Un filtro capace di ridurre il monossido di carbonio nei processi industriali. Un composto pensato per catturare CO dai camini delle nostre case. O sensori sempre più precisi nell’identificare il gas tossico nei luoghi chiusi grazie a un enzima sintetico. Sono tutti dispositivi che ancora non esistono. Ma la strada per il trasferimento tecnologico è ora virtualmente aperta, grazie alla scoperta – condotta dai ricercatori e dalle ricercatrici dell’università di Milano-Bicocca, insieme all’università della Calabria e all’università svedese di Lund – dei dettagli del funzionamento di particolari enzimi in grado di “consumare” monossido di carbonio, gas altamente tossico per l’uomo che contribuisce ad aumentare l’effetto serra.

L’enzima studiato è il MoCu CO deidrogenasi, un catalizzatore presente in alcuni batteri del suolo capace di sequestrare monossido di carbonio (CO) dall’atmosfera. Si tratta di batteri che, letteralmente, “vivono di aria”, come spiega Anna Rovaletti, ricercatrice all’Università di Milano-Bicocca, “e utilizzano il monossido di carbonio come fonte di energia”. Per fare ciò, grazie alla presenza di questo particolare enzima, ossidano spontaneamente la CO trasformandola in CO2, “L’anidride carbonica, però, non ritorna in atmosfera” continua Anna Rovaletti, “perché viene utilizzata dagli stessi batteri per crescere”.

È un processo naturale molto vantaggioso per l’uomo, perché contribuisce a rendere l’aria respirabile. Anche in modo indiretto, “perché una minore concentrazione di CO nell’atmosfera” continua infatti Anna Rovaletti, “permette ai radicali ossidanti di ‘concentrarsi’ soprattutto nell’attività di ossidazione del metano”, con effetti importanti sul clima.

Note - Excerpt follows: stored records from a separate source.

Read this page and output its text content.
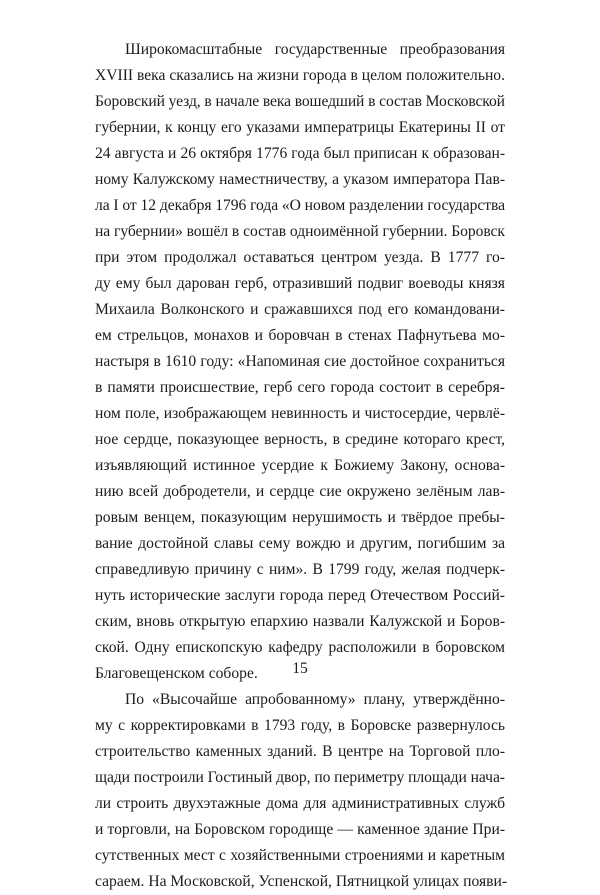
Широкомасштабные государственные преобразования
XVIII века сказались на жизни города в целом положительно.
Боровский уезд, в начале века вошедший в состав Московской
губернии, к концу его указами императрицы Екатерины II от
24 августа и 26 октября 1776 года был приписан к образован-
ному Калужскому наместничеству, а указом императора Пав-
ла I от 12 декабря 1796 года «О новом разделении государства
на губернии» вошёл в состав одноимённой губернии. Боровск
при этом продолжал оставаться центром уезда. В 1777 го-
ду ему был дарован герб, отразивший подвиг воеводы князя
Михаила Волконского и сражавшихся под его командовани-
ем стрельцов, монахов и боровчан в стенах Пафнутьева мо-
настыря в 1610 году: «Напоминая сие достойное сохраниться
в памяти происшествие, герб сего города состоит в серебря-
ном поле, изображающем невинность и чистосердие, червлё-
ное сердце, показующее верность, в средине котораго крест,
изъявляющий истинное усердие к Божиему Закону, основа-
нию всей добродетели, и сердце сие окружено зелёным лав-
ровым венцем, показующим нерушимость и твёрдое пребы-
вание достойной славы сему вождю и другим, погибшим за
справедливую причину с ним». В 1799 году, желая подчерк-
нуть исторические заслуги города перед Отечеством Россий-
ским, вновь открытую епархию назвали Калужской и Боров-
ской. Одну епископскую кафедру расположили в боровском
Благовещенском соборе.
По «Высочайше апробованному» плану, утверждённо-
му с корректировками в 1793 году, в Боровске развернулось
строительство каменных зданий. В центре на Торговой пло-
щади построили Гостиный двор, по периметру площади нача-
ли строить двухэтажные дома для административных служб
и торговли, на Боровском городище — каменное здание При-
сутственных мест с хозяйственными строениями и каретным
сараем. На Московской, Успенской, Пятницкой улицах появи-
15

Ma quindi, perché non utilizzare il processo attivato da questo enzima, oppure replicarlo sinteticamente, per amplificare il suo effetto positivo per la qualità dell’aria? Fino ad oggi mancava un tassello importante sul suo funzionamento. “Ci siamo interessati a questo enzima, che contiene molibdeno e rame, perché è l’unico capace di ossidare il monossido di carbonio in presenza di ossigeno, e quindi a contatto con l’aria” spiega Anna Rovaletti, “a differenza, per esempio, di un altro metalloenzima (questa volta contenente nichel e ferro) che lavora invece in condizioni anaerobiche”, e che quindi, così come si presenta nella sua forma naturale, non avrebbe un futuro applicativo nell’attività di mitigazione dei cambiamenti climatici.

Lo studio dell’enzima MoCu CO deidrogenasi inizia nel 2002, quando viene individuata per la prima volta la sua struttura. Da allora sono stati ipotizzati molti diversi meccanismi di funzionamento, “ma si tratta di un processo molto complicato da studiare dal punto di vista sperimentale” spiega Anna Rovaletti, che invece è chimica teorica. “Rispetto agli studi teorici che potevano avvenire dieci anni fa” dice, “abbiamo avuto notevoli vantaggi dal punto di vista della potenza di calcolo. Per arrivare al risultato abbiamo utilizzato un modello molto grande, capace di lavorare in maniera accurata sulla sezione dell’enzima dove avviene la trasformazione della CO”. La strada, insomma, è aperta.